By the study of the Zeeman resonance of a nucleus having a large quadrupole moment, like iodine, Watkins and Pound have shown that a cubic crystal like KI is never perfect, and that random electrical gradients always exist at the locations of the nuclei. However, by the cw method only a lower and upper limit can be set to the interaction of the quadrupole moment of the nuclei with these gradients. In order to get more information about their distribution, the spin-echo technique, with large rf field, was used. The calculations, performed in the limit of a field much larger that the random quadrupole interaction, show that, if at time $t=0\mathrm{}$ we apply a 90° pulse, and at time $t=\tau$ we apply a $\varphi$ pulse (with an optimum for $\varphi$ around $\frac{\pi }{5}$), we get: three "allowed" echoes, at times $t$ such that $\frac{(t-\tau )}{\tau }=\frac{1}{2}, 1 \mathrm{and} 2$, which are bell-shaped curves; two "forbidden" echoes for $\frac{(t-\tau )}{\tau }=\frac{3}{2} \mathrm{and} 3$, which are derivatives of bell-shaped curves.
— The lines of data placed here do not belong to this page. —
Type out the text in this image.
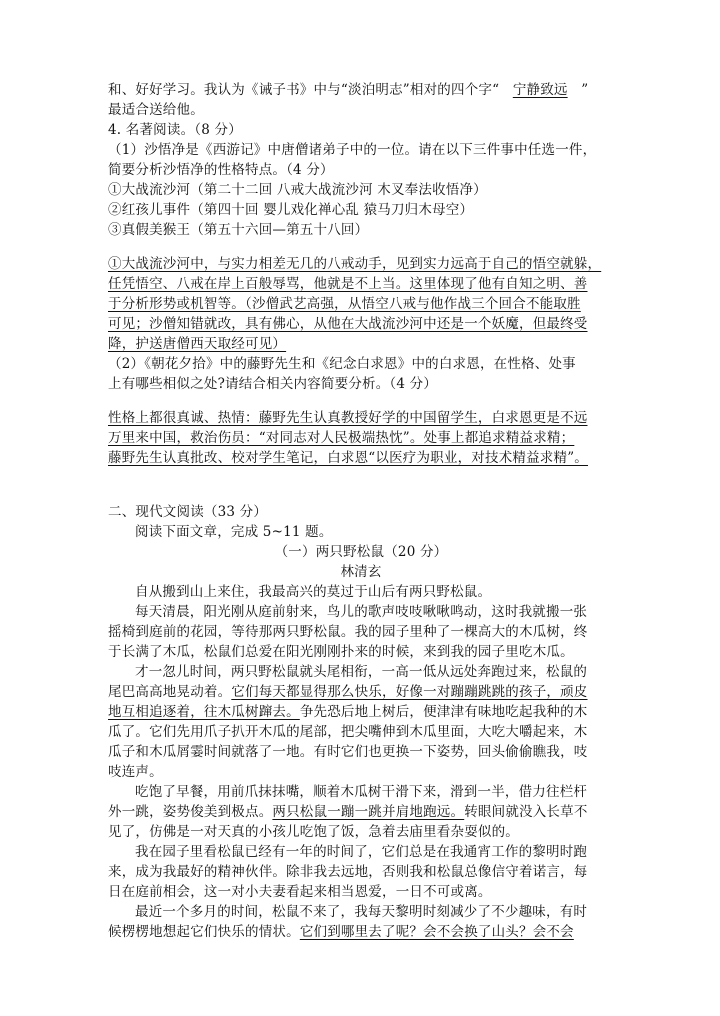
和、好好学习。我认为《诫子书》中与“淡泊明志”相对的四个字“ 宁静致远 ”
最适合送给他。
4. 名著阅读。（8 分）
（1）沙悟净是《西游记》中唐僧诸弟子中的一位。请在以下三件事中任选一件，
简要分析沙悟净的性格特点。（4 分）
①大战流沙河（第二十二回 八戒大战流沙河 木叉奉法收悟净）
②红孩儿事件（第四十回 婴儿戏化禅心乱 猿马刀归木母空）
③真假美猴王（第五十六回—第五十八回）
①大战流沙河中，与实力相差无几的八戒动手，见到实力远高于自己的悟空就躲，
任凭悟空、八戒在岸上百般辱骂，他就是不上当。这里体现了他有自知之明、善
于分析形势或机智等。（沙僧武艺高强，从悟空八戒与他作战三个回合不能取胜
可见；沙僧知错就改，具有佛心，从他在大战流沙河中还是一个妖魔，但最终受
降，护送唐僧西天取经可见）
（2）《朝花夕拾》中的藤野先生和《纪念白求恩》中的白求恩，在性格、处事
上有哪些相似之处?请结合相关内容简要分析。（4 分）
性格上都很真诚、热情：藤野先生认真教授好学的中国留学生，白求恩更是不远
万里来中国，救治伤员：“对同志对人民极端热忱”。处事上都追求精益求精；
藤野先生认真批改、校对学生笔记，白求恩“以医疗为职业，对技术精益求精”。
二、现代文阅读（33 分）
阅读下面文章，完成 5~11 题。
（一）两只野松鼠（20 分）
林清玄
自从搬到山上来住，我最高兴的莫过于山后有两只野松鼠。
每天清晨，阳光刚从庭前射来，鸟儿的歌声吱吱啾啾鸣动，这时我就搬一张
摇椅到庭前的花园，等待那两只野松鼠。我的园子里种了一棵高大的木瓜树，终
于长满了木瓜，松鼠们总爱在阳光刚刚扑来的时候，来到我的园子里吃木瓜。
才一忽儿时间，两只野松鼠就头尾相衔，一高一低从远处奔跑过来，松鼠的
尾巴高高地晃动着。它们每天都显得那么快乐，好像一对蹦蹦跳跳的孩子，顽皮
地互相追逐着，往木瓜树蹿去。争先恐后地上树后，便津津有味地吃起我种的木
瓜了。它们先用爪子扒开木瓜的尾部，把尖嘴伸到木瓜里面，大吃大嚼起来，木
瓜子和木瓜屑霎时间就落了一地。有时它们也更换一下姿势，回头偷偷瞧我，吱
吱连声。
吃饱了早餐，用前爪抹抹嘴，顺着木瓜树干滑下来，滑到一半，借力往栏杆
外一跳，姿势俊美到极点。两只松鼠一蹦一跳并肩地跑远。转眼间就没入长草不
见了，仿佛是一对天真的小孩儿吃饱了饭，急着去庙里看杂耍似的。
我在园子里看松鼠已经有一年的时间了，它们总是在我通宵工作的黎明时跑
来，成为我最好的精神伙伴。除非我去远地，否则我和松鼠总像信守着诺言，每
日在庭前相会，这一对小夫妻看起来相当恩爱，一日不可或离。
最近一个多月的时间，松鼠不来了，我每天黎明时刻减少了不少趣味，有时
候楞楞地想起它们快乐的情状。它们到哪里去了呢？会不会换了山头？会不会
These predictions are in agreement with the experiment, and from the width of the allowed echoes, an average of the random quadrupole interaction can be determined: this average, expressed in gauss, was found to vary from 18 gauss to 36 gauss in different samples. We could verify, by using this method, that the crushing, as well as the quenching of the crystals increase the magnitude of the random gradients.